- 6 Minutes to read
- Print
- DarkLight
- PDF
Amazon Redshift Upsert-Merge Loading Mode Options
- 6 Minutes to read
- Print
- DarkLight
- PDF
Overview
Rivery allows for 3 distinct options when the Upsert-Merge loading mode option is selected in Amazon Redshift.
The Upsert-Merge option is used to update existing data in a table that may have changed in the source since the last run, as well as insert new records. While all three Upsert-Merge options result in this effect, they differ in the backend process, and have performance implications.
Switch - Merge
The Switch Merge method in Amazon Redshift is a way of merging data from two or more tables or streams into a single table or stream. It works by creating a new table or stream that contains the data from the other tables, and then switching the references to the new table. This can be useful for a number of purposes, such as:
Updating data in a table: By using the switch merge method, you can easily update the data in a table by replacing it with new data from another table.

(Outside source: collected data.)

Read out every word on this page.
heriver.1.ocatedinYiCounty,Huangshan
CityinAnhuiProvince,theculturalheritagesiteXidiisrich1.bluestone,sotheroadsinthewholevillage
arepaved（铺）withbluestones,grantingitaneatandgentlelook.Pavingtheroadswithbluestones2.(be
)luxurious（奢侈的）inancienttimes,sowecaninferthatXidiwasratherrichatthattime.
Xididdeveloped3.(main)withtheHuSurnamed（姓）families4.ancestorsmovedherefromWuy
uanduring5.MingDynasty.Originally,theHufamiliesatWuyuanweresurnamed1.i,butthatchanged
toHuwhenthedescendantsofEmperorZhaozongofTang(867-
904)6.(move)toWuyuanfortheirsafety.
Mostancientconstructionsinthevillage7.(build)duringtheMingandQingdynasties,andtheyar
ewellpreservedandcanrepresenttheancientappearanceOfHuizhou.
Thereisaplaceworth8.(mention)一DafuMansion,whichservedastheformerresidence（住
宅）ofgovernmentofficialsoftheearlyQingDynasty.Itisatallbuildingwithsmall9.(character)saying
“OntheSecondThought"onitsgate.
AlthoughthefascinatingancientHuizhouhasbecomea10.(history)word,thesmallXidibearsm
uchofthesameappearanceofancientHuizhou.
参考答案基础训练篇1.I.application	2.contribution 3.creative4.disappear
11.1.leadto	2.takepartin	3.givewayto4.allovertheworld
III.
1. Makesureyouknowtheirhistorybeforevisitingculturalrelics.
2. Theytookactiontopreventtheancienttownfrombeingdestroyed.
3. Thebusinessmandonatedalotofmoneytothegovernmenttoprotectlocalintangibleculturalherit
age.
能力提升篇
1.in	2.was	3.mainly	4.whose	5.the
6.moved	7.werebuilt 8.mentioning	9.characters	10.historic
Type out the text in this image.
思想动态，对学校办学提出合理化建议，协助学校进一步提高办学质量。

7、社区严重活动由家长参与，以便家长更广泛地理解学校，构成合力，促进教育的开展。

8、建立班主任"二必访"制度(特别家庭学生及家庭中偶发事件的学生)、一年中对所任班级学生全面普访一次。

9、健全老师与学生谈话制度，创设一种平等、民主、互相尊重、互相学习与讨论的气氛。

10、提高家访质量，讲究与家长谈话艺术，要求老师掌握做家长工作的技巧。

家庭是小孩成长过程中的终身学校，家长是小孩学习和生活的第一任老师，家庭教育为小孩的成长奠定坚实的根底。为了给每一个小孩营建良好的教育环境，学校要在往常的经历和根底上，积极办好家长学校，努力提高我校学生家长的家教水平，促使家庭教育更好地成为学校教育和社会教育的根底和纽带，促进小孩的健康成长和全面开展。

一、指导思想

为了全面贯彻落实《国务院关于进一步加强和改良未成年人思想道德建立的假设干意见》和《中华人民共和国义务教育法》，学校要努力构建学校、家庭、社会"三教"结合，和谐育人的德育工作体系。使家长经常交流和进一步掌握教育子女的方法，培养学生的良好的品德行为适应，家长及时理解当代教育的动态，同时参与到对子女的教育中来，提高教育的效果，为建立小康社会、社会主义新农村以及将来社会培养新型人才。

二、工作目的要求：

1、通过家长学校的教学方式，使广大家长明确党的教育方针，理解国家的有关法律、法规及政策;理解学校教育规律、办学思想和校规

Consolidating data from multiple tables: If you have data spread across multiple tables, the Switch Merge method can be used to consolidate it into a single table.
Performing "Upsert" operations: The Switch Merge method can be used to perform "upsert" operations, which insert new rows into a table or stream if they don't already exist, or update existing rows if they do.
Switch-Merge Method Flowchart
The Steps
- Select target table and merge table: The target table, which will be modified by the merge, and the merge table, which contains the data to be merged, are selected.
- Create temporary table: A temporary table is created to hold the merged data.
- Insert merged data into temporary table: The data from the merge table is inserted into the temporary table.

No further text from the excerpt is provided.